By head count, Red Hat is 10 times the size of Canonical. This means that Canonical would not be expected to show in the graphs you linked to, given the same level of activity averaged per employee. Yet Ubuntu is the distro of choice for OpenStack. That speaks to the strength of the community around OpenStack on Ubuntu, the skill and commitment of the people working on it, and the quality of the experience.

As to the grumble about spinning up an external CI server: you'll be glad to know that Ubuntu is really easy to spin up on bare metal or in VMs, and you don't have to buy licenses ;)

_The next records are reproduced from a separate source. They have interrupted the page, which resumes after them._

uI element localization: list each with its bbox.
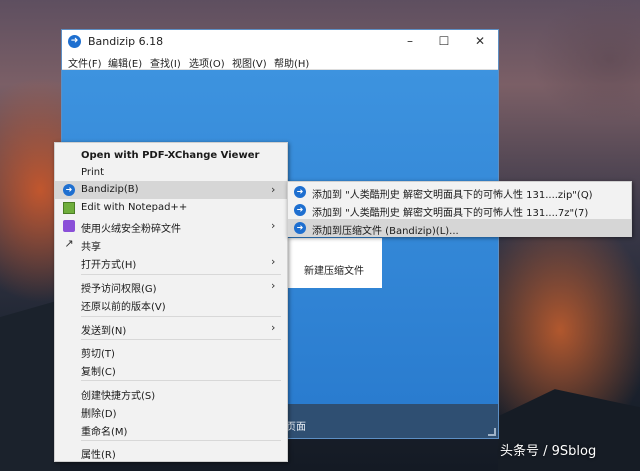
resize-grip-icon[interactable] [488,428,496,436]
close-button[interactable]: ✕ [472,33,488,49]
menu-item-notepad[interactable]: Edit with Notepad++ [55,199,287,217]
menu-item-label: Edit with Notepad++ [81,202,188,213]
menu-item-label: 发送到(N) [81,326,127,337]
chevron-right-icon: › [271,183,276,196]
menu-edit[interactable]: 编辑(E) [108,55,142,70]
menu-item-bandizip[interactable]: ➜ Bandizip(B) › [55,181,287,199]
submenu-item-label: 添加到压缩文件 (Bandizip)(L)... [312,226,459,237]
menu-file[interactable]: 文件(F) [68,55,102,70]
menu-item-huorong-shred[interactable]: 使用火绒安全粉碎文件 › [55,217,287,235]
menu-view[interactable]: 视图(V) [232,55,267,70]
menu-item-label: 授予访问权限(G) [81,284,157,295]
menu-separator [81,339,281,340]
menu-item-cut[interactable]: 剪切(T) [55,342,287,360]
context-menu: Open with PDF-XChange Viewer Print ➜ Ban… [54,142,288,462]
watermark: 头条号 / 9Sblog [500,444,597,459]
menu-separator [81,316,281,317]
menu-item-open-with[interactable]: 打开方式(H) › [55,253,287,271]
menu-item-label: 属性(R) [81,450,116,461]
submenu-item-add-zip[interactable]: ➜ 添加到 "人类酷刑史 解密文明面具下的可怖人性 131....zip"(Q) [288,183,631,201]
menu-item-label: 打开方式(H) [81,260,137,271]
menu-separator [81,380,281,381]
menu-item-delete[interactable]: 删除(D) [55,402,287,420]
bandizip-icon: ➜ [294,204,306,216]
menu-item-label: Print [81,167,105,178]
menu-item-open-pdf-xchange[interactable]: Open with PDF-XChange Viewer [55,147,287,165]
bandizip-icon: ➜ [294,186,306,198]
menu-item-label: Bandizip(B) [81,184,139,195]
submenu-item-add-archive[interactable]: ➜ 添加到压缩文件 (Bandizip)(L)... [288,219,631,237]
menu-options[interactable]: 选项(O) [189,55,225,70]
huorong-icon [63,220,75,232]
submenu-item-label: 添加到 "人类酷刑史 解密文明面具下的可怖人性 131....zip"(Q) [312,190,593,201]
menu-separator [81,274,281,275]
chevron-right-icon: › [271,321,276,334]
menu-item-print[interactable]: Print [55,164,287,182]
menu-item-send-to[interactable]: 发送到(N) › [55,319,287,337]
bandizip-app-icon: ➜ [68,35,81,48]
menu-item-copy[interactable]: 复制(C) [55,360,287,378]
chevron-right-icon: › [271,255,276,268]
menu-item-label: 还原以前的版本(V) [81,302,166,313]
share-icon: ↗ [64,237,74,250]
bandizip-icon: ➜ [294,222,306,234]
menu-find[interactable]: 查找(I) [150,55,181,70]
menu-help[interactable]: 帮助(H) [274,55,309,70]
menu-item-share[interactable]: ↗ 共享 [55,235,287,254]
menu-item-restore-versions[interactable]: 还原以前的版本(V) [55,295,287,313]
mountain-left [0,300,60,471]
title-bar: ➜ Bandizip 6.18 – ☐ ✕ [62,30,498,53]
submenu-item-label: 添加到 "人类酷刑史 解密文明面具下的可怖人性 131....7z"(7) [312,208,589,219]
bandizip-icon: ➜ [63,184,75,196]
menu-item-grant-access[interactable]: 授予访问权限(G) › [55,277,287,295]
notepad-icon [63,202,75,214]
menu-item-properties[interactable]: 属性(R) [55,443,287,461]
menu-item-label: 删除(D) [81,409,117,420]
menu-item-label: 重命名(M) [81,427,128,438]
submenu-item-add-7z[interactable]: ➜ 添加到 "人类酷刑史 解密文明面具下的可怖人性 131....7z"(7) [288,201,631,219]
new-archive-tile[interactable]: 新建压缩文件 [288,238,382,288]
menu-item-label: Open with PDF-XChange Viewer [81,150,260,161]
window-title: Bandizip 6.18 [88,35,164,48]
menu-item-rename[interactable]: 重命名(M) [55,420,287,438]
menu-item-label: 使用火绒安全粉碎文件 [81,224,181,235]
menu-item-label: 创建快捷方式(S) [81,391,156,402]
bandizip-submenu: ➜ 添加到 "人类酷刑史 解密文明面具下的可怖人性 131....zip"(Q)… [287,181,632,237]
minimize-button[interactable]: – [402,33,418,49]
menu-item-label: 复制(C) [81,367,116,378]
maximize-button[interactable]: ☐ [436,33,452,49]
menu-item-create-shortcut[interactable]: 创建快捷方式(S) [55,384,287,402]
menu-separator [81,440,281,441]
menu-bar: 文件(F) 编辑(E) 查找(I) 选项(O) 视图(V) 帮助(H) [62,53,498,70]
chevron-right-icon: › [271,219,276,232]
status-home-text[interactable]: 页面 [286,418,306,433]
menu-item-label: 剪切(T) [81,349,115,360]
new-archive-label: 新建压缩文件 [304,266,364,277]
menu-item-label: 共享 [81,242,101,253]
chevron-right-icon: › [271,279,276,292]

Disclaimer: I work for Canonical, so I am totally biased. I don't work on OpenStack, but I know many of those who do.

1 comments

What do you mean when you say Ubuntu is the distro of choice? Looking at openstack's install docs, they list install guides for Debian, SUSEs, Red Hats, and then Ubuntu (in that order). Is there some place on the openstack site that indicates a preference toward Ubuntu?
I may have overstated then.

From rwmj's comment that "every distro except Ubuntu has to set up an external CI server in order to get their drivers and changes in" I gathered that Ubuntu was the distro of choice for CI, so that's what I should have written: for CI. I didn't mean to say that Ubuntu is the OpenStack project's preferred choice for deployment.